MPR ternyata mengubah peraturan tata tertib (Pasal 120 ayat 3) sehingga pengangkatan presiden-wapres (Prabowo-Gibran) pada 20 Oktober nanti ditetapkan melalui TAP MPR.
Meskipun Ketua MPR Bamsoet berkata TAP MPR itu sifatnya administratif saja (beschikking) tapi bagi saya ini tetaplah agak laen.
Secara tata urutan peraturan perundang-undangan, TAP MPR adalah produk hukum yang berada di bawah UUD 1945 dan di atas UU/PERPPU. Artinya kekuatan hukumnya tidak sembarangan. Tak sesederhana penetapan.
Jangan-jangan nanti TAP MPR itu dibuat tidak mengacu UU tentang pembentukan peraturan perundang-undangan.
Sejak reformasi dan amendemen UUD 1945, pilpres dilakukan secara langsung, bukan oleh MPR, dan disahkan oleh KPU. Maka TAP MPR tentang pengangkatan presiden/wapres tak perlu lagi.
Jika dipakai preseden TAP MPR III/MPR/2001 tentang Pengangkatan Presiden Megawati Soekarnoputri yang terjadi pascareformasi, TAP MPR itu muncul karena ada situasi khusus, yakni pemakzulan Gus Dur yang mengawali naiknya Presiden Megawati. Sidangnya pun sidang istimewa.
Pada masa prareformasi, Presiden Habibie juga diangkat karena ada situasi khusus, yakni pengunduran diri Presiden Soeharto. Maka dipakai TAP MPR No. VII/MPR/1973 tentang keadaan presiden/wapres yang berhalangan sebagai dasar mengangkat Presiden Habibie.
Jauh sebelumnya lagi, pada masa sebelum Orde Baru, ada TAP MPRS XXXIII/1967 tentang Pencabutan Kekuasaan Pemerintahan Negara Dari Presiden Sukarno yang mengawali pengangkatan Jenderal Soeharto sebagai Pejabat Presiden. Situasi khususnya saat itu: G30S/PKI dsb.
Sekarang, reformasi sudah berlangsung 26 tahun, 22 tahun berlalu sejak amendemen konstitusi terakhir, lima kali pemilihan langsung presiden/wapres sudah dilakukan…
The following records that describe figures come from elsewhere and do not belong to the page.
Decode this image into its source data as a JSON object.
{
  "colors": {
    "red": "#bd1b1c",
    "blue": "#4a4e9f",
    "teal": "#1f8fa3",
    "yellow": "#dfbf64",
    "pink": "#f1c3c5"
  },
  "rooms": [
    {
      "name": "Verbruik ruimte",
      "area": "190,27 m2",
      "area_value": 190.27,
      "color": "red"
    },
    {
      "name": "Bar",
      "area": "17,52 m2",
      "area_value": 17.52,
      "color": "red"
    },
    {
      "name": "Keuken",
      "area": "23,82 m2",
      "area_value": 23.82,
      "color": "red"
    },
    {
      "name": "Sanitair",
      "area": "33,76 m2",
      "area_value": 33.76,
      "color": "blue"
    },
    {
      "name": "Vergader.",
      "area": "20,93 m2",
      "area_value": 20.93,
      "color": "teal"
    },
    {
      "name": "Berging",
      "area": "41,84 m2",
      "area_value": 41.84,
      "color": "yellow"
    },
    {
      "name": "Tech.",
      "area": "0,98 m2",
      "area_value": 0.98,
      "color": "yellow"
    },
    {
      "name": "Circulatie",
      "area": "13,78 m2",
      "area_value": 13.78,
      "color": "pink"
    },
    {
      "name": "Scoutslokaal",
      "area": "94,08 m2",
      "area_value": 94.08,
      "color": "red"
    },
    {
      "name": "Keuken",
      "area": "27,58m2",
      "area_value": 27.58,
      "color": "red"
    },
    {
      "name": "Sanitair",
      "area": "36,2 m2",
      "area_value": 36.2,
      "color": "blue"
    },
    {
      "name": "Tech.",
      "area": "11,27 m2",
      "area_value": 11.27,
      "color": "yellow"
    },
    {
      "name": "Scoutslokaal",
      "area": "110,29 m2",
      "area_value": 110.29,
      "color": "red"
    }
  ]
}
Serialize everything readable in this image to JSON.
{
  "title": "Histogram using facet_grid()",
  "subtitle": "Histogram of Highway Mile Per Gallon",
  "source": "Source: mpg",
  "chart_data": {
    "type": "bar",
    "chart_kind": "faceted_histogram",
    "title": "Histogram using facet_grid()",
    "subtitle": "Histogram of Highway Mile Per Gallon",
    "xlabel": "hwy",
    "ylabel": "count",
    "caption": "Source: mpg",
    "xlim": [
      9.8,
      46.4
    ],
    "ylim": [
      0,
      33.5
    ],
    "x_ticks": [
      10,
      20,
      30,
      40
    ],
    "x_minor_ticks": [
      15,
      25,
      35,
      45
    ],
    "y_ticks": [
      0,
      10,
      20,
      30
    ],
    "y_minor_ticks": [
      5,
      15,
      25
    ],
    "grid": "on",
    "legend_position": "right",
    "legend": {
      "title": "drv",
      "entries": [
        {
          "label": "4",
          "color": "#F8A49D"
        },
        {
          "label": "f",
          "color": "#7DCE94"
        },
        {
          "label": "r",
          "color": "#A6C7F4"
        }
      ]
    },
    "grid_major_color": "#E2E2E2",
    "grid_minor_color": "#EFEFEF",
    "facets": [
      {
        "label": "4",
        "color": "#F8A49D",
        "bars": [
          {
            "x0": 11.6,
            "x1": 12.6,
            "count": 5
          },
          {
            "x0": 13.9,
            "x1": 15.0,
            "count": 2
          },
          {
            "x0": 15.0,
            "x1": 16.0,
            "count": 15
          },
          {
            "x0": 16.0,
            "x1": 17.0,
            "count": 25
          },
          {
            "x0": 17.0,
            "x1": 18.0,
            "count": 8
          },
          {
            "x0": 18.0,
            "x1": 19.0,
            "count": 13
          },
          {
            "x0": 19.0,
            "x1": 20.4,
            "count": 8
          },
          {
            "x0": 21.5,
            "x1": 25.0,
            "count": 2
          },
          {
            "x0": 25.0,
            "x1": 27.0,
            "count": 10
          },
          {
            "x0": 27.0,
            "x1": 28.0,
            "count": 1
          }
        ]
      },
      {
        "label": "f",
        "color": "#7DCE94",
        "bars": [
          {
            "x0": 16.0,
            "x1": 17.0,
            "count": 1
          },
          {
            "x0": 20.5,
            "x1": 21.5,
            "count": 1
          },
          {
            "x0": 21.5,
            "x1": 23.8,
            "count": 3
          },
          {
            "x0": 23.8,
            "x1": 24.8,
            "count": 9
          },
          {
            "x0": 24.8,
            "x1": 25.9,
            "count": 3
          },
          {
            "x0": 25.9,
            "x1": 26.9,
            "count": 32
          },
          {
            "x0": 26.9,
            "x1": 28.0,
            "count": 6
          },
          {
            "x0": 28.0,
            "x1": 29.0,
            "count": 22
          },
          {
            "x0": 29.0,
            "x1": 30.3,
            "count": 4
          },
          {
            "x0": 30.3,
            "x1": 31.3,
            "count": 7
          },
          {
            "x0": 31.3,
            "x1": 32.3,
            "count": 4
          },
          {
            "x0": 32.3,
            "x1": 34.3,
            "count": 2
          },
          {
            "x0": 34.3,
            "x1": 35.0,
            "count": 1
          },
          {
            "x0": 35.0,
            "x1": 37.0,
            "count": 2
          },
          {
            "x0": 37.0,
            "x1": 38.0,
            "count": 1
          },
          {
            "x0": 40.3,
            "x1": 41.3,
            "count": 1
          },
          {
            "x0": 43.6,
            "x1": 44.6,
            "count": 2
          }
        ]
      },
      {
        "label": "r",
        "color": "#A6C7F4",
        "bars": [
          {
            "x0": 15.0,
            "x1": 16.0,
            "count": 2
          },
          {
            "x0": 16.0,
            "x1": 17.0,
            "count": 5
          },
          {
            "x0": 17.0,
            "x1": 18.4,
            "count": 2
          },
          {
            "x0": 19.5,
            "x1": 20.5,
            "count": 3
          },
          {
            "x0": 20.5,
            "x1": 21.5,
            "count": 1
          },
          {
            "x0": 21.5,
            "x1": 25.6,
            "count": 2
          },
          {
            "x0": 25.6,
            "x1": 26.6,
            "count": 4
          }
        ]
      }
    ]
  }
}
Pertanyaannya, jika TAP MPR tentang pengangkatan Prabowo/Gibran dibutuhkan, bukannya malah membenarkan anggapan orang bahwa transisi kekuasaan saat ini berjalan ‘tidak normal’?
Apakah, misalnya, skandal paman MK, fufufafa, utak-atik aturan umur, dan segala macam rumor politik… bisa dianggap sebagai situasi khusus?
Apakah ada kekhawatiran posisi fafafufu lemah dan potensial untuk jadi pintu masuk pemakzulan sehingga pemerintahan mendatang butuh kawat untuk melindungi istananya?
Saya sedang tidak mempermasalahkan prosedur formal terbitnya TAP MPR. Argumen hukum bisa dicari. Komposisi parlemen bisa ‘dikondisikan’ tergantung angin politik.
Masalahnya adalah intensi, suasana kebatinan, kenyataan empiris… macam apa yang mendasarinya?
Sejauh ini saya masih menganggap negara ini berlebihan memberikan segala sesuatunya untuk keluarga kerajaan Mulyono.
Sangat tidak sebanding dengan kerusakan moral dan sejarah yang sudah terjadi karena hasrat, pikiran dan tindakannya akan lezatnya kekuasaan.